---
title: "Solution to warpbreaks exercise"
output:
  pdf_document: default
  html_document: default
---

```{r, setup, include=FALSE}
require(mosaic)
```

## The number of breaks in yarn during weaving

The following dataset contains the results of an experiment where the number of yarn breaks during weaving are measured for two different types of wool at three different levels of string tension.

```{r}
data(warpbreaks)
head(warpbreaks)
```

Perform a one way analysis of variance (ANOVA) of the `warpbreaks` data with `breaks` as response and `tension` as factor/explanatory variable. Remember to first plot the data. 
```{r}
gf_boxplot(breaks~tension,data=warpbreaks)
```

Then make a model in `R` using `lm`. 
```{r}
model1<-lm(breaks~tension ,data=warpbreaks)
summary(model1)
```
Write down the prediction equation. 

- We take low tension to be the reference group and define dummy variables:
$$
\begin{aligned}
z_1&=\begin{cases}
1& \text{if medium tension,}\\
0& \text{otherwise.}
\end{cases}\\
z_2&=\begin{cases}
1& \text{if high tension,}\\
0& \text{otherwise.}
\end{cases}\\
\hat{y}&=\alpha + \beta_1z_1+\beta_2z_2\\
\hat{y}&= 36.39  -10.00*z_1-14.72* z_2
\end{aligned}
$$

Use the prediction equation to calculate the predicted mean number of breaks for each tension level. 
$$
\hat{y}=\begin{cases} 
36.39,& \text{for low tension,}\\
26.39,& \text{for medium tension,}\\
21.67,& \text{for high tension,}\\
\end{cases}
$$

Is the mean number of breaks the same for all tensions?

- The F-test at the bottom of the output provides a test for no effect of tension.

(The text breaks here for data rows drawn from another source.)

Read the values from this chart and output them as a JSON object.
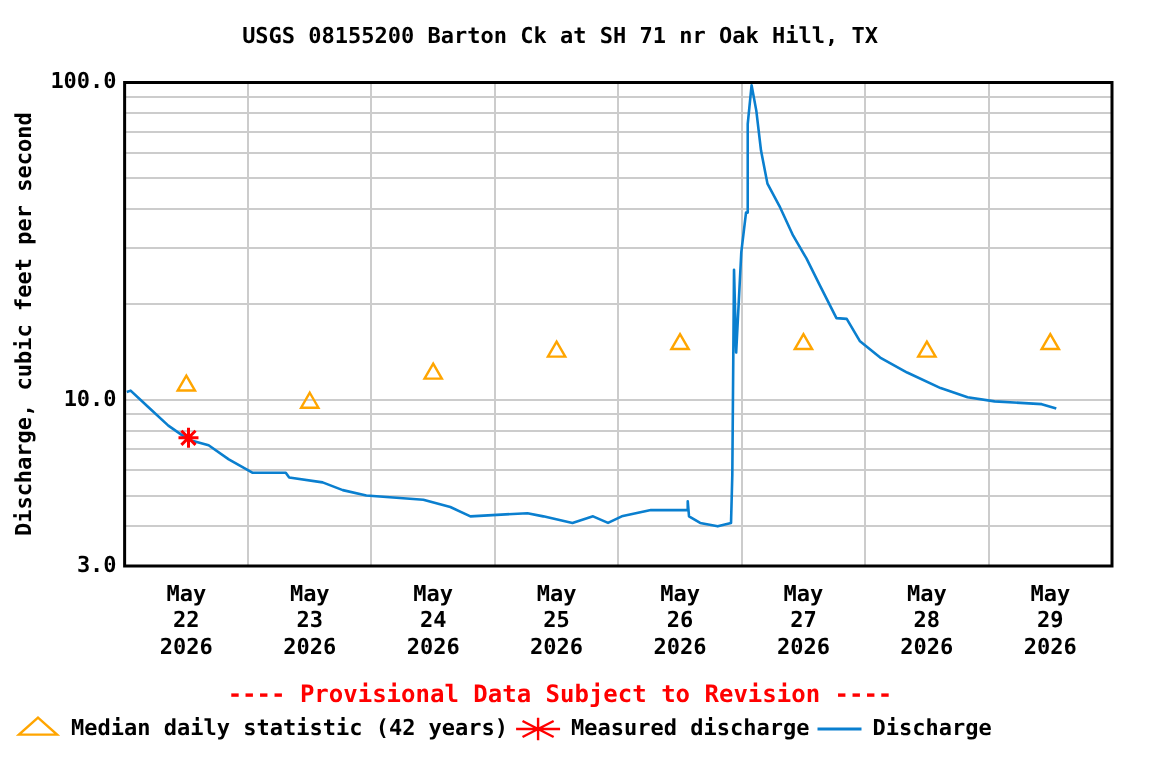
{
  "chart_data": {
    "type": "line",
    "title": "USGS 08155200 Barton Ck at SH 71 nr Oak Hill, TX",
    "ylabel": "Discharge, cubic feet per second",
    "annotations": [
      "---- Provisional Data Subject to Revision ----"
    ],
    "log": "y",
    "ylim": [
      3,
      100
    ],
    "yticks": [
      {
        "value": 3,
        "label": "3.0"
      },
      {
        "value": 4,
        "label": null
      },
      {
        "value": 5,
        "label": null
      },
      {
        "value": 6,
        "label": null
      },
      {
        "value": 7,
        "label": null
      },
      {
        "value": 8,
        "label": null
      },
      {
        "value": 9,
        "label": null
      },
      {
        "value": 10,
        "label": "10.0"
      },
      {
        "value": 20,
        "label": null
      },
      {
        "value": 30,
        "label": null
      },
      {
        "value": 40,
        "label": null
      },
      {
        "value": 50,
        "label": null
      },
      {
        "value": 60,
        "label": null
      },
      {
        "value": 70,
        "label": null
      },
      {
        "value": 80,
        "label": null
      },
      {
        "value": 90,
        "label": null
      },
      {
        "value": 100,
        "label": "100.0"
      }
    ],
    "xlim": [
      "2026-05-22T00:00",
      "2026-05-30T00:00"
    ],
    "xticks": [
      {
        "value": "2026-05-22T00:00",
        "label": null
      },
      {
        "value": "2026-05-22T12:00",
        "label": "May 22 2026"
      },
      {
        "value": "2026-05-23T00:00",
        "label": null
      },
      {
        "value": "2026-05-23T12:00",
        "label": "May 23 2026"
      },
      {
        "value": "2026-05-24T00:00",
        "label": null
      },
      {
        "value": "2026-05-24T12:00",
        "label": "May 24 2026"
      },
      {
        "value": "2026-05-25T00:00",
        "label": null
      },
      {
        "value": "2026-05-25T12:00",
        "label": "May 25 2026"
      },
      {
        "value": "2026-05-26T00:00",
        "label": null
      },
      {
        "value": "2026-05-26T12:00",
        "label": "May 26 2026"
      },
      {
        "value": "2026-05-27T00:00",
        "label": null
      },
      {
        "value": "2026-05-27T12:00",
        "label": "May 27 2026"
      },
      {
        "value": "2026-05-28T00:00",
        "label": null
      },
      {
        "value": "2026-05-28T12:00",
        "label": "May 28 2026"
      },
      {
        "value": "2026-05-29T00:00",
        "label": null
      },
      {
        "value": "2026-05-29T12:00",
        "label": "May 29 2026"
      },
      {
        "value": "2026-05-30T00:00",
        "label": null
      }
    ],
    "grid": true,
    "legend": "bottom",
    "series": [
      {
        "name": "Median daily statistic (42 years)",
        "type": "scatter",
        "marker": "triangle",
        "color": "#ffa500",
        "x": [
          "2026-05-22T12:00",
          "2026-05-23T12:00",
          "2026-05-24T12:00",
          "2026-05-25T12:00",
          "2026-05-26T12:00",
          "2026-05-27T12:00",
          "2026-05-28T12:00",
          "2026-05-29T12:00"
        ],
        "values": [
          11.1,
          9.8,
          12.1,
          14.2,
          15.0,
          15.0,
          14.2,
          15.0
        ]
      },
      {
        "name": "Measured discharge",
        "type": "scatter",
        "marker": "cross",
        "color": "#ff0000",
        "x": [
          "2026-05-22T12:25"
        ],
        "values": [
          7.6
        ]
      },
      {
        "name": "Discharge",
        "marker": "none",
        "line_style": "solid",
        "color": "#0a7fcf",
        "x": [
          "2026-05-22T00:25",
          "2026-05-22T01:10",
          "2026-05-22T04:35",
          "2026-05-22T08:30",
          "2026-05-22T12:25",
          "2026-05-22T16:20",
          "2026-05-22T20:15",
          "2026-05-23T00:50",
          "2026-05-23T07:20",
          "2026-05-23T08:00",
          "2026-05-23T14:30",
          "2026-05-23T18:25",
          "2026-05-23T23:00",
          "2026-05-24T10:05",
          "2026-05-24T15:20",
          "2026-05-24T19:15",
          "2026-05-25T06:20",
          "2026-05-25T09:25",
          "2026-05-25T15:05",
          "2026-05-25T19:05",
          "2026-05-25T22:00",
          "2026-05-26T00:40",
          "2026-05-26T06:20",
          "2026-05-26T13:20",
          "2026-05-26T13:30",
          "2026-05-26T13:45",
          "2026-05-26T15:55",
          "2026-05-26T19:20",
          "2026-05-26T21:55",
          "2026-05-26T22:10",
          "2026-05-26T22:30",
          "2026-05-26T22:55",
          "2026-05-26T23:55",
          "2026-05-27T00:50",
          "2026-05-27T01:10",
          "2026-05-27T01:55",
          "2026-05-27T02:50",
          "2026-05-27T03:45",
          "2026-05-27T05:00",
          "2026-05-27T07:20",
          "2026-05-27T10:00",
          "2026-05-27T12:35",
          "2026-05-27T15:10",
          "2026-05-27T18:25",
          "2026-05-27T20:25",
          "2026-05-27T23:00",
          "2026-05-28T02:55",
          "2026-05-28T08:10",
          "2026-05-28T14:40",
          "2026-05-28T19:55",
          "2026-05-29T01:10",
          "2026-05-29T10:20",
          "2026-05-29T13:10"
        ],
        "values": [
          10.6,
          10.7,
          9.5,
          8.3,
          7.5,
          7.2,
          6.5,
          5.9,
          5.9,
          5.7,
          5.5,
          5.2,
          5.0,
          4.85,
          4.6,
          4.3,
          4.4,
          4.3,
          4.1,
          4.3,
          4.1,
          4.3,
          4.5,
          4.5,
          4.8,
          4.3,
          4.1,
          4.0,
          4.1,
          5.8,
          25.7,
          14.1,
          29.2,
          38.9,
          74,
          98,
          81.5,
          61,
          48,
          40.8,
          32.9,
          27.9,
          23,
          18.1,
          18.0,
          15.3,
          13.6,
          12.2,
          10.9,
          10.2,
          9.9,
          9.7,
          9.4
        ]
      }
    ]
  }
}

This is rejected with $p=0.001753$. 

Next, perform a two way analysis of variance with both wool type and tension as factors and no interaction. Remember to make plot(s). 

- We plot the sample mean for all combinations of wool and tension: 
```{r}
gf_point(breaks ~ tension, color = ~ wool, data = warpbreaks) %>% gf_line(breaks ~ tension, group = ~wool, stat = "summary")
```

- The lines are not parallel, suggesting an interaction. The model without interaction is fitted:
```{r}
model2<-lm(breaks ~ tension + wool, data=warpbreaks)
summary(model2)
```


Write down the prediction equation. 

- Let
$$
w=\begin{cases}
1& \text{if wool has type B,}\\
0& \text{otherwise.}
\end{cases}
$$
Then
$$
\hat{y}= 39.3  -10.00*z_1-14.72* z_2 - 5.778*w
$$

Use the prediction equation to calculate the predicted mean number of breaks for each combination of wool and tension.

- wool A, low tension: 39.3

- wool A, med. tension: 29.3

- wool A, high tension: 24.6

- wool B, low tension: 33.5

- wool B, med. tension: 23.5

- wool B, high tension: 18.8


Investigate if there is an interaction between wool and tension.

- We fit the model with interaction and make an F-test:
```{r}
model3 <- lm(breaks ~ tension * wool, data = warpbreaks)
anova(model2, model3)
```
We find that there is a significant interaction (at the 0.05 level) with $p=0.021$.